Studio album by Extremoduro
- Released: 5 March 2002
- Recorded: October 2001 – January 2002
- Genre: Hard rock; heavy metal;
- Length: 42:51
- Language: Spanish
- Label: DRO
- Producer: Iñaki "Uoho" Antón

Extremoduro chronology
| Canciones Prohibidas (1998) | Yo, Minoría Absoluta (2002) | Grandes Éxitos y Fracasos (2004) |

= Yo, Minoría Absoluta =

Yo, minoría absoluta is the eighth studio album by Spanish hard rock band Extremoduro.
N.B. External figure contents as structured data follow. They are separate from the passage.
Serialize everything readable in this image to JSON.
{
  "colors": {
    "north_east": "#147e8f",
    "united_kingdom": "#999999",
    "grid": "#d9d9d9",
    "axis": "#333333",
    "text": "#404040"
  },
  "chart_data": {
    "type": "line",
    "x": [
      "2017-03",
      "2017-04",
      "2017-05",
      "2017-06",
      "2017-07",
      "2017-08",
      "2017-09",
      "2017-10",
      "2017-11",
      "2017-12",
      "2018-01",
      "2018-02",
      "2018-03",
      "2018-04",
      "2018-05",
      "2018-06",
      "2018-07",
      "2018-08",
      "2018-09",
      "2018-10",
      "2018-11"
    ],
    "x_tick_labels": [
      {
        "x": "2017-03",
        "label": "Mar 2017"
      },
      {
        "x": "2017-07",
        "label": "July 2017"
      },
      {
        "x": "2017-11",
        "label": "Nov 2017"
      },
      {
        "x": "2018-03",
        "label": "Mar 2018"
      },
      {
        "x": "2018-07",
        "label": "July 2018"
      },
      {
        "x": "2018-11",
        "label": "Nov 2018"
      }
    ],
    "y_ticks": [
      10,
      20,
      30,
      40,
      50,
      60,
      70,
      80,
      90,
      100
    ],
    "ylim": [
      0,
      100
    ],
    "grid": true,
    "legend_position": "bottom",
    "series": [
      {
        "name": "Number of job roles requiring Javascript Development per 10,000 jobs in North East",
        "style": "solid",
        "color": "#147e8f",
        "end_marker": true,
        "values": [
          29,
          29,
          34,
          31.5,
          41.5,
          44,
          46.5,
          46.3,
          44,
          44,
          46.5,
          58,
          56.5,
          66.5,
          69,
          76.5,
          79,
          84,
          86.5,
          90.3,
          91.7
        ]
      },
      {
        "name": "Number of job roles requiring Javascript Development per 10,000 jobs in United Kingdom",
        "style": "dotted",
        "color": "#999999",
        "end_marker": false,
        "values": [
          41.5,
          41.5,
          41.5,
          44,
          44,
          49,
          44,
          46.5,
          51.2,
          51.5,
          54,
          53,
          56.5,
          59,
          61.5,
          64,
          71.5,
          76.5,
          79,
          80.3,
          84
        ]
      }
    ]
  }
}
It was produced by Iñaki "Uoho" Antón and published by DRO on 5 March 2002.

==Track listing==
Lyrics by Roberto Iniesta, music by Roberto Iniesta and Iñaki Antón.

| No. | Title | Length |
|---|---|---|
| 1. | "A fuego" | 5:26 |
| 2. | "La vereda de la puerta de atrás" | 4:03 |
| 3. | "Hoy te la meto hasta las orejas" | 3:43 |
| 4. | "Standby" | 3:28 |
| 5. | "Menamoro" | 3:08 |
| 6. | "Luce la oscuridad" | 3:51 |
| 7. | "Cerca del suelo" | 4:42 |
| 8. | "Puta" | 5:38 |
| 9. | "Buitre no come alpiste" | 4:18 |
| 10. | "La vieja (canción sórdida)" | 4:42 |

Limited edition bonus live DVD
| No. | Title | Length |
|---|---|---|
| 1. | "Papel secante" | 4:23 |
| 2. | "Buscando una luna" | 4:05 |
| 3. | "Jesucristo García" | 5:14 |
| 4. | "De acero" | 4:39 |
| 5. | "Sol de invierno" | 5:16 |
| 6. | "Puta [music video]" | 5:40 |
| 7. | "A fuego [music video]" | 5:05 |

== Personnel ==
- Extremoduro
- Roberto "Robe" Iniesta – Vocals and guitar
- Iñaki "Uoho" Antón – Guitar
- Miguel Colino – Bass
- José Ignacio Cantera – Drums
- Additional musicians
- Fito Cabrales – Backing vocals
- Sara – Backing vocals
- Gino Pavone –Percussion instrument
- Batiz – Slide guitar
- Javi Isasi – Trumpet
- Lourdes Aldekoa – Backing vocals on "Hoy te la meto..."

==Charts and certifications==

===Chart performance===

| Chart (2002) | Peak position |
|---|---|
| Spanish Album Charts | 4 |

===Certifications===

| Region | Certification | Certified units/sales |
| Spain (Promusicae) | Platinum | 100,000^{^} |
^{^} Shipments figures based on certification alone.